И тогда Соломон приказал позвать нескольких богатых купцов, которые должны были в этот день отправляться в Финикию через Иаффу И когда они явились, встревоженные, в залу судилища, царь спросил их:
– Молили ли вы бога или богов о попутном ветре для ваших кораблей?
И они ответили:
– Да, царь! Это так. И богу были угодны наши жертвы, потому что он послал нам добрый ветер.
– Я радуюсь за вас, – сказал Соломон. – Но тот же ветер развеял у бедной женщины муку, которую она несла в чаше. Не находите ли вы справедливым, что вам нужно вознаградить ее?
И они, обрадованные тем, что только за этим призывал их царь, тотчас же набросали женщине мелкой и крупной серебряной монеты…»[65]
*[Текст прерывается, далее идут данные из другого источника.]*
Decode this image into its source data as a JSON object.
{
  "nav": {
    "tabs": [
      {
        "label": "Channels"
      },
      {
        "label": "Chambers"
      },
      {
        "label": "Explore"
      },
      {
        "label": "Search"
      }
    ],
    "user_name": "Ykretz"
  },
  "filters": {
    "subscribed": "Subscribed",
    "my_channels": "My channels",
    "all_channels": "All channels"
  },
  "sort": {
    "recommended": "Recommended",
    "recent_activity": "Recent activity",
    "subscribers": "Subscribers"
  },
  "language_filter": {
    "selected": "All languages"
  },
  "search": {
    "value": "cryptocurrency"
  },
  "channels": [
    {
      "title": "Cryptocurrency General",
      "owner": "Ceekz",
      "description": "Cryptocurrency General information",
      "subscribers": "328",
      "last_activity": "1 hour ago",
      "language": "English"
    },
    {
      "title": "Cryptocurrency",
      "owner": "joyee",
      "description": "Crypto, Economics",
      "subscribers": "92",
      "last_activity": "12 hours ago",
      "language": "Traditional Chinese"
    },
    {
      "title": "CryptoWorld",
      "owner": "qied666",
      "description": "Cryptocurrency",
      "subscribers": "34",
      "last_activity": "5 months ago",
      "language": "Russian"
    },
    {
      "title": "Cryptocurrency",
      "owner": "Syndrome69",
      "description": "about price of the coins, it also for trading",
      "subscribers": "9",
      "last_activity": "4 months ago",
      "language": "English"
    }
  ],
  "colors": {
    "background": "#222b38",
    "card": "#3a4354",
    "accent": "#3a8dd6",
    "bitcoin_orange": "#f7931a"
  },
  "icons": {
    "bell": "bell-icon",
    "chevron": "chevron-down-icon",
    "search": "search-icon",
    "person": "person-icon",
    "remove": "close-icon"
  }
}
* * *Из всех вышеприведенных историй легко заметить основной принцип, на котором основывался Соломон как судья. Он, как правило, не пытался найти некие новые улики или доказательства вины кого-либо из тяжущихся. Свой вердикт он основывал на блестящем знании человеческой психологии и создании такой ситуации, которая бы наиболее ярко высветила ту или иную черту характера людей, которая, по существу, и породила тяжбу. Это умение царя Соломона «читать в человеческих сердцах» и поражало его соплеменников.
Среди преданий о суде Соломона есть и откровенно сказочные, напоминающие нравоучительные притчи. Вот одна из таких историй, приводимая в сборнике мидрашей «Танхума» в пересказе Бялика и Равницкого:
«Шел полем человек, неся кувшин с молоком. Встретилась ему змея, стонавшая от мучительной жажды.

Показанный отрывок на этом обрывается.